27.M. Alsaana (Koweït) indique que nombre de femmes excellent dans la profession d’avocat, notamment dans le secteur financier et dans celui de la loi islamique. Aucune loi n'empêche expressément les femmes de devenir juges, et elles sont nombreuses à occuper d'autres postes de haut niveau comme ceux de ministre ou d'ambassadeur. Le sentiment du corps judiciaire est que l'entrée des femmes dans la magistrature n'est qu'une question de temps; il n'y a ni limitations ni restrictions. S'il n'y a pas de femmes juges actuellement, cela est dû à la tradition du pays et M. Alsaana ne doute pas qu'il y en aura sous peu.

28.M. Razzooqi (Koweït) signale que la Constitution n'empêche pas les bouddhistes et les sikhs de pratiquer leur religion, encore que certains rituels et pratiques soient contraires à l'ordre public et à la morale, et ne puissent donc se dérouler qu’à domicile ou dans des endroits spécialement réservés. Ces rituels ne peuvent avoir lieu en public en raison des dispositions de la Constitution et de celles de l'article 18 du Pacte, qui exige le respect de l'ordre public et de la morale.

29.M me Alshaaji (Koweït), répondant aux préoccupations exprimées au sujet de l'application de l'article 20 du Pacte, fait observer que l'incitation à la haine, à la discrimination ou à l'hostilité est prohibée. La loi relative à la presse et aux publications interdit la diffamation de personnes ou d'une religion, l'incitation à la haine d'un groupe de personnes ou la divulgation d'informations financières de nature à porter atteinte à la réputation ou au patrimoine d'une personne. Le Parlement procède actuellement à l’étude d'urgence d’un projet de loi relative à la protection de l'unité nationale, qui se rapporte aux dispositions de l'article 20 du Pacte. Ce texte interdira l'incitation, par quelque moyen que ce soit, à la haine de l’une quelconque des communautés de la société koweïtienne, ainsi que toute déclaration publique pouvant porter atteinte à l'unité nationale, conduire au sectarisme, au tribalisme ou à la sédition, ou propager l’idée de la suprématie d'une race, d'une couleur, d'une religion ou de l’un des deux sexes.

30.Le paragraphe 3 de l'article 19 du Pacte permet d'apporter des restrictions à la liberté d'expression conformément à la législation. Au Koweït, ces restrictions sont édictées par la loi et non par décret, et sont conformes au Pacte ainsi qu'à la loi relative à la presse et aux publications. Le Pacte admet des restrictions pour deux motifs: la protection de la réputation d'autrui et la sauvegarde de la sécurité nationale et de l'ordre public. Ce sont là les seules conditions qui justifient des restrictions à la liberté d'expression. Cependant, l’acception de l'expression «ordre public» peut varier d'un État à l'autre.

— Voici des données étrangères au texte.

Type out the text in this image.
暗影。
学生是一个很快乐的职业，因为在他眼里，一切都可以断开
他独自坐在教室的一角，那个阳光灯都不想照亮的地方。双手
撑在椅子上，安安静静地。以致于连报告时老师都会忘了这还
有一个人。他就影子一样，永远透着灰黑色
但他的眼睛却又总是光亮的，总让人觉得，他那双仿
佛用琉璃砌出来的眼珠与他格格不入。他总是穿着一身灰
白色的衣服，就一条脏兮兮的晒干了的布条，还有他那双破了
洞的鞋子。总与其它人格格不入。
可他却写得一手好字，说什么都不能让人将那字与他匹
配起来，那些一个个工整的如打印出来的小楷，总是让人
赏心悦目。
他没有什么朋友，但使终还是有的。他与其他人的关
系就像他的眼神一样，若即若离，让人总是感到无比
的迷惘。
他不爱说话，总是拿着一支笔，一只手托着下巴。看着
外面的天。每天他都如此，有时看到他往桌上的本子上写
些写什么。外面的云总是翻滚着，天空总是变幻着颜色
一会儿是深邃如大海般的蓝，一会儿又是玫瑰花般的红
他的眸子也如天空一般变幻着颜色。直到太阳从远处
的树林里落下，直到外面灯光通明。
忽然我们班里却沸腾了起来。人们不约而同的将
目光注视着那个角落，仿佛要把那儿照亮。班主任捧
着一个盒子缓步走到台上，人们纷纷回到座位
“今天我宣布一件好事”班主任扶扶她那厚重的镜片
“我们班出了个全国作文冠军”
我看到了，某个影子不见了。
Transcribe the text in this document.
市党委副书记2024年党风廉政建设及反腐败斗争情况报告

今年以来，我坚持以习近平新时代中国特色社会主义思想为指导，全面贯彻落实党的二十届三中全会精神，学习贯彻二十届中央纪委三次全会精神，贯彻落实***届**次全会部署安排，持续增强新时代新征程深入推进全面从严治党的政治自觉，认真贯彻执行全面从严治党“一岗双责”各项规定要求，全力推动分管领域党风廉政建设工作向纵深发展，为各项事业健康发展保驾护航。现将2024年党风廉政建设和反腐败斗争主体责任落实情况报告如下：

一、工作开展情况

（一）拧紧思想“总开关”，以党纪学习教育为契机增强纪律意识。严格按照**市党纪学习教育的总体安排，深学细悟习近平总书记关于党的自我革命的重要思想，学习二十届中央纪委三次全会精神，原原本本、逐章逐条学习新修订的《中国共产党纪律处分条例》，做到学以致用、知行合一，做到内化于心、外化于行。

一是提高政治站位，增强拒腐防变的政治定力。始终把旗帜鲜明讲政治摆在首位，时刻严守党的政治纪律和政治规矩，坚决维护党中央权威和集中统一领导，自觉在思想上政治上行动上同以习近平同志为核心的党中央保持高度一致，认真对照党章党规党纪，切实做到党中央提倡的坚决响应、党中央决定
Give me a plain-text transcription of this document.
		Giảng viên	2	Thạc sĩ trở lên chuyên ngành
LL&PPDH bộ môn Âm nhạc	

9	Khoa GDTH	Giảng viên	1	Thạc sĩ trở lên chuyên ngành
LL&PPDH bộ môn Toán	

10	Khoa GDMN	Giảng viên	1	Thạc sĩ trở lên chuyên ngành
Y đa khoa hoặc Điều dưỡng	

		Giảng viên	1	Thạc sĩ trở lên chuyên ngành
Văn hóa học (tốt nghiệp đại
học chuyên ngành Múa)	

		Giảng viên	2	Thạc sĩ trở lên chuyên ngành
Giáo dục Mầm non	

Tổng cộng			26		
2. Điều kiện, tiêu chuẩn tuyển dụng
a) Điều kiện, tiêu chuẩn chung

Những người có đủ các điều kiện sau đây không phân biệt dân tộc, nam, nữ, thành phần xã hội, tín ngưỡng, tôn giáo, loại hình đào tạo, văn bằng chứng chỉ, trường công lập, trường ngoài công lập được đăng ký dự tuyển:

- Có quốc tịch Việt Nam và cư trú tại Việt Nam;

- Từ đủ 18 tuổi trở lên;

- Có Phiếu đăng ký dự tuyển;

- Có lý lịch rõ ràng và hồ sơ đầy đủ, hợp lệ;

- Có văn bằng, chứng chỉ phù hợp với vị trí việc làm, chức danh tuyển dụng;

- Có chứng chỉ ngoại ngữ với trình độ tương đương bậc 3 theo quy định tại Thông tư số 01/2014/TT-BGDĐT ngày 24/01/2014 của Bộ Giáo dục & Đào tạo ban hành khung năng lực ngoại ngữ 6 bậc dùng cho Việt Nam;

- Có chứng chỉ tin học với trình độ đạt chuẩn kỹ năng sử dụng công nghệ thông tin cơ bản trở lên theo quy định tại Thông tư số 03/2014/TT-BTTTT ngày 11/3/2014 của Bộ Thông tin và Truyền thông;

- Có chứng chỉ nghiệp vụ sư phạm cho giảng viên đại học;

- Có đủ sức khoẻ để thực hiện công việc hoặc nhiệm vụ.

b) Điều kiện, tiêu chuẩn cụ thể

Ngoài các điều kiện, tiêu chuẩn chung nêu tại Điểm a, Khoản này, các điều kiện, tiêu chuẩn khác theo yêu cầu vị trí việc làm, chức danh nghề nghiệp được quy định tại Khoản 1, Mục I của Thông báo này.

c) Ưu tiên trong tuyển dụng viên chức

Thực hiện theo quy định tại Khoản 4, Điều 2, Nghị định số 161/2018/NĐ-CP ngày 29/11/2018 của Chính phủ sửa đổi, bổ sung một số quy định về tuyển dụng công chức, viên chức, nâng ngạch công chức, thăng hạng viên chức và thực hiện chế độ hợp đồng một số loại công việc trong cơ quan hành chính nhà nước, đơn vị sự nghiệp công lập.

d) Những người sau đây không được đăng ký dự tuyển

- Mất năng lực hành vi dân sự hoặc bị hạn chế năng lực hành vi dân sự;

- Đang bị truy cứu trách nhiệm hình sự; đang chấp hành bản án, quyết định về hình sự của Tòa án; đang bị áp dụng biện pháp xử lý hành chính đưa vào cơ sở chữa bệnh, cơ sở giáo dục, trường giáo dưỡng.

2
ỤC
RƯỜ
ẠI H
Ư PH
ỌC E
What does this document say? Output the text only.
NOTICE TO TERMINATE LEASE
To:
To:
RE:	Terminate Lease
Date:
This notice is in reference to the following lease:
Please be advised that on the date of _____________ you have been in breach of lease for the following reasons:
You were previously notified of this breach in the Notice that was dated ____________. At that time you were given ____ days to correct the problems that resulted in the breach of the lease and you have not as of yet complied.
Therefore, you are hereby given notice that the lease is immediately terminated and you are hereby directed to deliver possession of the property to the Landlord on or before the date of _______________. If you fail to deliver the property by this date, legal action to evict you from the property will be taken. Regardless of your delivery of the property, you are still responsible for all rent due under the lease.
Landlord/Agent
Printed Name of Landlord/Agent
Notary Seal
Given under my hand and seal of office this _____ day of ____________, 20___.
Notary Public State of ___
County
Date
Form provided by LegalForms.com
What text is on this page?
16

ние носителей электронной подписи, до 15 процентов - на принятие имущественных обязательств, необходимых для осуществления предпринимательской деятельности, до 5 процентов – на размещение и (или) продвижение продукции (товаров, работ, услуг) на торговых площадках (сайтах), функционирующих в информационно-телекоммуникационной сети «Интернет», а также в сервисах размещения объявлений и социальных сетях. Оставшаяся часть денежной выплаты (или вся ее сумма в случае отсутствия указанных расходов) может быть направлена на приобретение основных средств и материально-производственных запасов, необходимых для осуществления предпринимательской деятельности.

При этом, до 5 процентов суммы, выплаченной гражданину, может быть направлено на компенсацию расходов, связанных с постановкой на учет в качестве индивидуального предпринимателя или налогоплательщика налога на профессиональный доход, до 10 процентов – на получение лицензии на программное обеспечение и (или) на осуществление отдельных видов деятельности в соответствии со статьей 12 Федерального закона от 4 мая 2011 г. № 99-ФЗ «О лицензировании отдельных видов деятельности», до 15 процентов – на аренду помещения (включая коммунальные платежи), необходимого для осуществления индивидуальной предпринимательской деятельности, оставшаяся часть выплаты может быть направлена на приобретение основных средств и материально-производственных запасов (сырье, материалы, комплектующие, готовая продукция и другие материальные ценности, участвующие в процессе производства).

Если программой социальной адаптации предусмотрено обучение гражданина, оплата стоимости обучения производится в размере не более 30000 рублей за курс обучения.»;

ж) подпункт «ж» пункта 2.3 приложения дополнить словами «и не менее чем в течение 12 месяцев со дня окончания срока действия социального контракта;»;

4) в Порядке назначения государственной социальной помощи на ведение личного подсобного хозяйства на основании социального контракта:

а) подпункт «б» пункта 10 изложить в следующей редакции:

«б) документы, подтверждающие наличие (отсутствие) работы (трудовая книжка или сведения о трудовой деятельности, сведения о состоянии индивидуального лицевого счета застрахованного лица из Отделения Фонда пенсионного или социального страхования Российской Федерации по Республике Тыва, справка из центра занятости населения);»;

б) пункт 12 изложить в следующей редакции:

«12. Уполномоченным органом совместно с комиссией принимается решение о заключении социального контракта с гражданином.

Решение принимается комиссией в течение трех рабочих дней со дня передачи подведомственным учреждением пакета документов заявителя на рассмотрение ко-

31.M me Altararwa (Koweït), répondant aux préoccupations du Comité relatives à l'infraction de lèse-majesté, souligne que celle-ci est définie par la Constitution, laquelle a fait l’objet d’un accord entre l'Émir et la population. L'Émir ne mène aucune activité politique; ce sont ces ministres qui s'en chargent. La Constitution et la législation du Koweït sont inséparables.

32.M. Razzooqi (Koweït) ajoute que le Pacte est considéré comme faisant partie de la législation koweïtienne et que les traités internationaux l'emportent sur la loi, encore que, dans certaines matières, ce soit la charia qui s'applique. Modifier et adapter la législation sont des opérations longues et difficiles, et les échanges de vues dans ce domaine se poursuivent. Exprimant l'espoir que la prochaine délégation koweïtienne qui se présentera devant le Comité comptera une femme juge parmi ses membres, M. Razzooqi réaffirme l'attachement du Koweït à ses obligations au titre du droit international.

33.La Présidente, remerciant la délégation de ses réponses claires aux questions du Comité, rappelle que la législation nationale devrait être conforme aux normes internationales. Aucun autre cadre juridique ne devrait primer sur les obligations contractées par le Koweït en vertu du Pacte.

Le débat résumé prend fin à 16 h 30.